During my time here I will be working for the research team lead by Liliana Pacheco, the director of programs for JGI Spain in Senegal, focusing on ecological surveys, identification and habituation of some of the chimp groups (getting chimps used to certain humans so they can be observed for research or tourism without disturbing them). This might include recording signs such as nests, faeces, food scraps, footprints, broken branches and direct sightings of chimps, their calls and vocalisations, their behaviours including tool use, nesting and reactions to researchers etc.
Today I am heading towards Dindefelo, Senegal on a very busy public bus, for a 14-hour bus trip! When I arrive I will be boarding with a local family in Dindefelo - one of the many ways JGI supports local families. The accommodation is fairly basic, the house has a small thatched roof hut and no electricity or plumbing - but I am ready for the challenge and to really immerse myself in the African culture and land. I am travelling with Federico Bogdanowicz (Executive Director of JGI Spain) who has been working for the organisation for 12 years now! I expect to meet up with Amanda when we arrive who is the Research Department Coordinator with about 5 years experience working in the field.
Talking to Fede (the General Director of JGI Spain) and Lily prior to my arrival to Dindefelo, I cannot help but feel disheartened. The chimpanzee habitat is continuing to decrease and the groups of chimpanzees continue to move between habitats as there is not enough food or water there for them anymore. The traditional slash and burn method of agriculture used by the locals, has all but decimated part of their habitat. These changes are not only affecting animal species, but the local people as well, with the decrease of wild fruit, loss of trees and humidity, soil erosion etc which all adds to the impact of climate change in the area. This is evident with the increasing temperatures, longer dry seasons and less rainfall every year.
The reason for these agricultural methods is largely due to tradition and that is why the food security projects and sensitisation workshops for the local people that JGI provides is so very crucial. Lili tells me of the many programs they run to help local families make the transition. These include environmental education, reforestation, sustainable agriculture, forestry management for food security, and sessions of the world-wide programme - Jane Goodall’s Roots and Shoots, implemented with the local children. They also employ local people for many programmes, in the hope that they can lead the way in implementing these changes in the villages.

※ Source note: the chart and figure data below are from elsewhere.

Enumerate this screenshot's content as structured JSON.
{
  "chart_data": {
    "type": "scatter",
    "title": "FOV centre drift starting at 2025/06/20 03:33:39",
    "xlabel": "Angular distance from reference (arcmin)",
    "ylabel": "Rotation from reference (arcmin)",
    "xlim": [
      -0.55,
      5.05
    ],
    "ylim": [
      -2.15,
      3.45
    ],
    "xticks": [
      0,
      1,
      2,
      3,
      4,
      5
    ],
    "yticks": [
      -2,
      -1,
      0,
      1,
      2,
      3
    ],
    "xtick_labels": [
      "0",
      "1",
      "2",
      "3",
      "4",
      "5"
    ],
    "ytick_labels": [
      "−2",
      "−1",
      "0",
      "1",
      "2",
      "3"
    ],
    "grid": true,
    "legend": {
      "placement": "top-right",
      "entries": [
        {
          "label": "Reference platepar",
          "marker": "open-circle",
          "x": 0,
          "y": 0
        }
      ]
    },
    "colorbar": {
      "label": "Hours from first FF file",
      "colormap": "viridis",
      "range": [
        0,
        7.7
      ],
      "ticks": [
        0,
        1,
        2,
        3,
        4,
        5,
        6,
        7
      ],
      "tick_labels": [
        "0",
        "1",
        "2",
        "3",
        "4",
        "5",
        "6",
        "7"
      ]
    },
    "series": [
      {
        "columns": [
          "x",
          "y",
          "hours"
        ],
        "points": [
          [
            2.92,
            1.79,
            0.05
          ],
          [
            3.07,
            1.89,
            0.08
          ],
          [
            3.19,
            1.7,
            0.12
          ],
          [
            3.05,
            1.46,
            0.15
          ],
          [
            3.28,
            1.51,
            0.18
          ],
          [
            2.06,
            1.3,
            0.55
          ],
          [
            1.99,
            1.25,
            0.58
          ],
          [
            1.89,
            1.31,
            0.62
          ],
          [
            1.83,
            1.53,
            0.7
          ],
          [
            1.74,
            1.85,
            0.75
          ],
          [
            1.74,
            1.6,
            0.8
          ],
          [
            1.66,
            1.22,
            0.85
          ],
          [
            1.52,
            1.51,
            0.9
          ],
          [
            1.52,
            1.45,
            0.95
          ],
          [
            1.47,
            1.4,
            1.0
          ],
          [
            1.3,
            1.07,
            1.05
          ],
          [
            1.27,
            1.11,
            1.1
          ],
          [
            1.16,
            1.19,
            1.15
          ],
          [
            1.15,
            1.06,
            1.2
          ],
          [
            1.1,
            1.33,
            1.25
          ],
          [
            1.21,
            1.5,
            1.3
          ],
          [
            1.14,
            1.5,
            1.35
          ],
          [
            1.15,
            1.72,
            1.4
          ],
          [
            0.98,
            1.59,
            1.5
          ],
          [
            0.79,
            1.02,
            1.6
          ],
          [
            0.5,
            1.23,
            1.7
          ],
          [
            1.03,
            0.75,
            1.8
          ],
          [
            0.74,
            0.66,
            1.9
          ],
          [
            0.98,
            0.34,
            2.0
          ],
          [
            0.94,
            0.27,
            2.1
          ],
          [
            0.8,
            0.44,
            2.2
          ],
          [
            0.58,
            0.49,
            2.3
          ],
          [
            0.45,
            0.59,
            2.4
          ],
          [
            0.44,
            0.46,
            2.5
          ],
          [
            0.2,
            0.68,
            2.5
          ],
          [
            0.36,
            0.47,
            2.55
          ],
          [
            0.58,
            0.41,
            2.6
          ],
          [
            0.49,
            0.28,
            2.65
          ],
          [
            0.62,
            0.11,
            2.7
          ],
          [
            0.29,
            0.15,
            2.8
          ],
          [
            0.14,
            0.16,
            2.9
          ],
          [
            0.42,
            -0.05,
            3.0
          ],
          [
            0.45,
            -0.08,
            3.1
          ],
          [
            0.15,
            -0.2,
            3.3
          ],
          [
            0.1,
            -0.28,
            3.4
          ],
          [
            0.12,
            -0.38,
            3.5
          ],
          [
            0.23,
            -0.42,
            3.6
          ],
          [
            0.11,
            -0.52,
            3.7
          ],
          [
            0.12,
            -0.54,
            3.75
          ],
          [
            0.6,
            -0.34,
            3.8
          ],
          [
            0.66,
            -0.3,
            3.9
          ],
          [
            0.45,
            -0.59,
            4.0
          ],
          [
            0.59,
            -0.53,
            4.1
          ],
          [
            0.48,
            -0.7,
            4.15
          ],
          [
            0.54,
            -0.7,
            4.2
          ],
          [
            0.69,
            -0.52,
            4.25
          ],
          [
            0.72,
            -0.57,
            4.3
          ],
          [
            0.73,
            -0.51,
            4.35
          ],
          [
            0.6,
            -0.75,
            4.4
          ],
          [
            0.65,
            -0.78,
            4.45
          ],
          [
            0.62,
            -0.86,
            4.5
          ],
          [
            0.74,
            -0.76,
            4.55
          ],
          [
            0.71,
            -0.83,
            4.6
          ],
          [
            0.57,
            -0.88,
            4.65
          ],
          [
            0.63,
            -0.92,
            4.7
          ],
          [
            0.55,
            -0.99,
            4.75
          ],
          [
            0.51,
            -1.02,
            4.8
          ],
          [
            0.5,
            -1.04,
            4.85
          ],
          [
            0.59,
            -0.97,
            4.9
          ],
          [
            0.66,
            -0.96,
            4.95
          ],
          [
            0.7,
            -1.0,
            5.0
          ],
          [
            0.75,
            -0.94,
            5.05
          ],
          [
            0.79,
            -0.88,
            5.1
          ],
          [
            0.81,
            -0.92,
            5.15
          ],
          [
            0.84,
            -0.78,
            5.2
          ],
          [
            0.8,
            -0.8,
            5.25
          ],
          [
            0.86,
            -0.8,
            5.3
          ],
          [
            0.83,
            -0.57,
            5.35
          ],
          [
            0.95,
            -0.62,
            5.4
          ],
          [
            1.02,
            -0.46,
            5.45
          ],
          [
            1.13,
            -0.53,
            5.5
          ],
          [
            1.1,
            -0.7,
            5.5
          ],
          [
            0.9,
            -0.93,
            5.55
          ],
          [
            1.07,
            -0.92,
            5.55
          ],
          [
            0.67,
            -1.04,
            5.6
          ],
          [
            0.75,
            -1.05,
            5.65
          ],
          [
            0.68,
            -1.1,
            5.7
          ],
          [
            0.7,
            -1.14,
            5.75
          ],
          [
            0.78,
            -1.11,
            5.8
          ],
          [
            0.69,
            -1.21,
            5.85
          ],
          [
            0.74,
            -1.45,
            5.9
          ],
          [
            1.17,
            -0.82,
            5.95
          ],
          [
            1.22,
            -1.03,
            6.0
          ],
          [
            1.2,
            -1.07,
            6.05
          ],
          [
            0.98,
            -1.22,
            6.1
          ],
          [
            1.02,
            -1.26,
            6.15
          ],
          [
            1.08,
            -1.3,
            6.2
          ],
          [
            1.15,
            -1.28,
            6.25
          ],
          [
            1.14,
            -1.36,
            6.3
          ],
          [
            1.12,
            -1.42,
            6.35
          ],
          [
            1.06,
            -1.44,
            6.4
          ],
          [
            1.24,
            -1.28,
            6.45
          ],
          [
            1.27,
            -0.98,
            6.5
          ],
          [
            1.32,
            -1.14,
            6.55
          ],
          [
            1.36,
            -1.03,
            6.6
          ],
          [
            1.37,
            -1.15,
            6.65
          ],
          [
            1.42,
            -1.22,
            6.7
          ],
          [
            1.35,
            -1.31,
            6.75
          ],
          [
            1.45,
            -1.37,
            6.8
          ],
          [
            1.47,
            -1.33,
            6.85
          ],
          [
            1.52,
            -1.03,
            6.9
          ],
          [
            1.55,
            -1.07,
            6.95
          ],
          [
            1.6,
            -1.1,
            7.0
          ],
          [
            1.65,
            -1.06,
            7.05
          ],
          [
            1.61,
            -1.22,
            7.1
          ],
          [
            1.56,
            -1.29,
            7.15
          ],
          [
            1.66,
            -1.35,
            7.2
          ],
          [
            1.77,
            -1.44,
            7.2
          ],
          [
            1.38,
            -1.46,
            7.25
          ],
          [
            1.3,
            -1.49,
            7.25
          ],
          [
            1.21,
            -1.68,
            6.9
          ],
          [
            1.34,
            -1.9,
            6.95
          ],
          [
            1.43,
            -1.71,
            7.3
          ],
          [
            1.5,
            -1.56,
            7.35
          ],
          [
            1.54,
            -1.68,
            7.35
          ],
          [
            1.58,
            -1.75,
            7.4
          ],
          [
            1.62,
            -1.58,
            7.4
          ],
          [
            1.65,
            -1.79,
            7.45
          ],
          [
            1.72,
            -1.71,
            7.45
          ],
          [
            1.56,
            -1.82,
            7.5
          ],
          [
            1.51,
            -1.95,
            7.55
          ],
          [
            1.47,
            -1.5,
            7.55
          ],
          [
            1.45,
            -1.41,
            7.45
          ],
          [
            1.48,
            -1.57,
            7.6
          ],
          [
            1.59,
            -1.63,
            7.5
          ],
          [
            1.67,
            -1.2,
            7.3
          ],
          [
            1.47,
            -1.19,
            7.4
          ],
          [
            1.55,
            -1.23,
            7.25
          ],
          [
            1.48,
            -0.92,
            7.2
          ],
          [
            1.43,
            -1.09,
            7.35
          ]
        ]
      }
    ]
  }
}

Wellington Zoo has a troop of 10 chimpanzees who are amazing ambassadors for their wild counterparts, and I am excited to hopefully observe wild chimpanzee behaviour over the next few weeks and bring back new enrichment ideas for these amazingly intelligent animals.
I am so excited and feel very privileged to be here working with the Jane Goodall Institute team. I have a huge amount of admiration for the work this organisation does both on the ground and through education helping to inspire millions to make a difference around the world.